Of course the Israelis agree to stop those doggoned illegal settlements. Of course they do exactly the opposite at the first opportunity. Haven't you seen this movie?
Our officials are alway -- of course -- shocked, deeply shocked and disappointed. Another Annapolis Conference anyone?
Nothing will change until we have an Administration that demonstrates a willingness to use the hammer on Israel as equally well as they use it on the Palestinians. End of story.
Bingo! Israel: Stop the illegal settlements, pay for the homes you have already taken or destroyed.
It is clear to me that the powers that be in Israel do not really want peace. They want more Arab land.
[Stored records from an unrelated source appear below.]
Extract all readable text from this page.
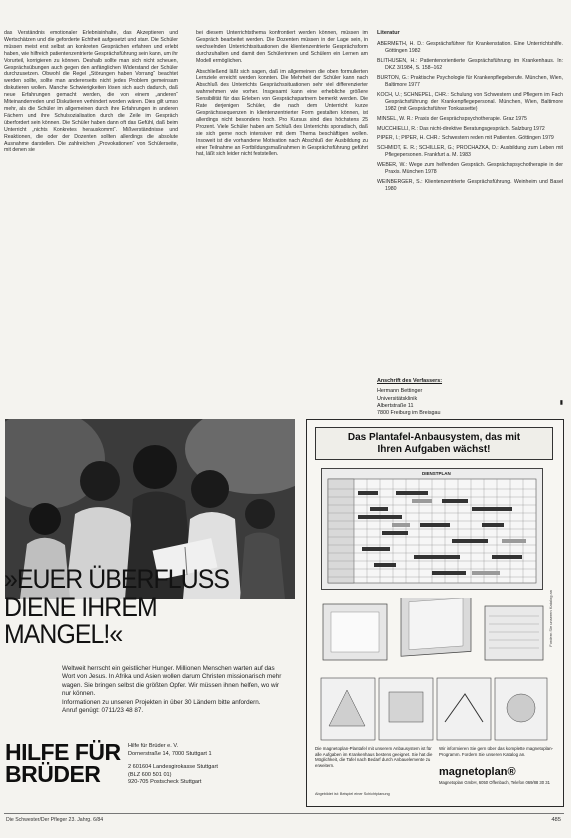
das Verständnis emotionaler Erlebnisinhalte, das Akzeptieren und Wertschätzen und die geforderte Echtheit aufgesetzt und starr. Die Schüler müssen meist erst selbst an konkreten Gesprächen erfahren und erlebt haben, wie hilfreich patientenzentrierte Gesprächsführung sein kann, um ihr Vorurteil, korrigieren zu können. Deshalb sollte man sich nicht scheuen, Gesprächsübungen auch gegen den anfänglichen Widerstand der Schüler durchzusetzen. Obwohl die Regel „Störungen haben Vorrang“ beachtet werden sollte, sollte man andererseits nicht jedes Problem gemeinsam diskutieren wollen. Manche Schwierigkeiten lösen sich auch dadurch, daß neue Erfahrungen gemacht werden, die von einem „anderen“ Miteinanderreden und Diskutieren verhindert worden wären. Dies gilt umso mehr, als die Schüler im allgemeinen durch ihre Erfahrungen in anderen Fächern und ihre Schulsozialisation durch die Zeile im Gespräch überfordert sein können. Die Schüler haben dann oft das Gefühl, daß beim Unterricht „nichts Konkretes herauskommt“. Mißverständnisse und Reaktionen, die oder der Dozenten sollten allerdings die absolute Ausnahme darstellen. Die zahlreichen „Provokationen“ von Schülerseite, mit denen sie

bei diesem Unterrichtsthema konfrontiert werden können, müssen im Gespräch bearbeitet werden. Die Dozenten müssen in der Lage sein, in wechselnden Unterrichtssituationen die klientenzentrierte Gesprächsform durchzuhalten und damit den Schülerinnen und Schülern ein Lernen am Modell ermöglichen.

Abschließend läßt sich sagen, daß im allgemeinen die oben formulierten Lernziele erreicht werden konnten. Die Mehrheit der Schüler kann nach Abschluß des Unterrichts Gesprächssituationen sehr viel differenzierter wahrnehmen wie vorher. Insgesamt kann eine erhebliche größere Sensibilität für das Erleben von Gesprächspartnern bemerkt werden. Die Rate derjenigen Schüler, die nach dem Unterricht kurze Gesprächssequenzen in klientenzentrierter Form gestalten können, ist allerdings nicht besonders hoch. Pro Kursus sind dies höchstens 25 Prozent. Viele Schüler haben am Schluß des Unterrichts sporadisch, daß sie sich gerne noch intensiver mit dem Thema beschäftigen wollen. Insoweit ist die vorhandene Motivation nach Abschluß der Ausbildung zu einer Teilnahme an Fortbildungsmaßnahmen in Gesprächsführung geführt hat, läßt sich leider nicht feststellen.

Literatur
ABERMETH, H. D.: Gesprächsführer für Krankenstation. Eine Unterrichtshilfe. Göttingen 1982
BLITHUSEN, H.: Patientenorientierte Gesprächsführung im Krankenhaus. In: DKZ 3/1984, S. 158–162
BURTON, G.: Praktische Psychologie für Krankenpflegeberufe. München, Wien, Baltimore 1977
KOCH, U.; SCHNEPEL, CHR.: Schulung von Schwestern und Pflegern im Fach Gesprächsführung der Krankenpflegepersonal. München, Wien, Baltimore 1982 (mit Gesprächsführer Tonkassette)
MINSEL, W. R.: Praxis der Gesprächspsychotherapie. Graz 1975
MUCCHIELLI, R.: Das nicht-direktive Beratungsgespräch. Salzburg 1972
PIPER, I.; PIPER, H. CHR.: Schwestern reden mit Patienten. Göttingen 1979
SCHMIDT, E. R.; SCHILLER, G.; PROCHAZKA, D.: Ausbildung zum Leben mit Pflegepersonen. Frankfurt a. M. 1983
WEBER, W.: Wege zum helfenden Gespräch. Gesprächspsychotherapie in der Praxis. München 1978
WEINBERGER, S.: Klientenzentrierte Gesprächsführung. Weinheim und Basel 1980
Anschrift des Verfassers:
Hermann Bettinger
Universitätsklinik
Albertstraße 11
7800 Freiburg im Breisgau
▮
»EUER ÜBERFLUSS
DIENE IHREM MANGEL!«
Weltweit herrscht ein geistlicher Hunger. Millionen Menschen warten auf das Wort von Jesus. In Afrika und Asien wollen darum Christen missionarisch mehr wagen. Sie bringen selbst die größten Opfer. Wir müssen ihnen helfen, wo wir nur können.
Informationen zu unseren Projekten in über 30 Ländern bitte anfordern.
Anruf genügt: 0711/23 48 87.
HILFE FÜR
BRÜDER
Hilfe für Brüder e. V.
Dornerstraße 14, 7000 Stuttgart 1
2 601604 Landesgirokasse Stuttgart
(BLZ 600 501 01)
920-705 Postscheck Stuttgart
Das Plantafel-Anbausystem, das mit
Ihren Aufgaben wächst!
DIENSTPLAN
Die magnetoplan-Plantafel mit unserem Anbausystem ist für alle Aufgaben im Krankenhaus bestens geeignet. Sie hat die Möglichkeit, die Tafel nach Bedarf durch Anbauelemente zu erweitern.
Wir informieren Sie gern über das komplette magnetoplan-Programm. Fordern Sie unseren Katalog an.
magnetoplan®
Magnetoplan GmbH, 6050 Offenbach, Telefon 069/88 30 31
Abgebildet ist: Beispiel einer Schichtplanung
Fordern Sie unseren Katalog an
Die Schwester/Der Pfleger 23. Jahrg. 6/84	485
Like the majority of Americans, the majority of the Israeli people want peace.
It is the leaders who want war, and democratic majorities be damned.
AS John Wayne used to say, "That'll be the day!"
Hey Robert,
Should every country who won land after being attacked in war give back their land?
Kundera, this land was taken in a "War of Choice" by Begin's own admission.
all one has to do is read the book by moshe dayon he admitted he attacked the golan heights when syria failed to be provoked into that war..
See Robert Naiman's Profile
Informed people know that Israel initiated the 1967 war, but even if the opposite were true, it's totally irrelevant. Occupation and settlement of the West Bank by Israel is clearly a flagrant violation of international law; more importantly, from a practical standpoint, the majority of Israelis and Palestinians have long been convinced of the principle of land-for-peace; this is also U.S. policy; all that remains are the questions of how and when and how many Israeli and Palestinian innocents must die for no reason in the meantime.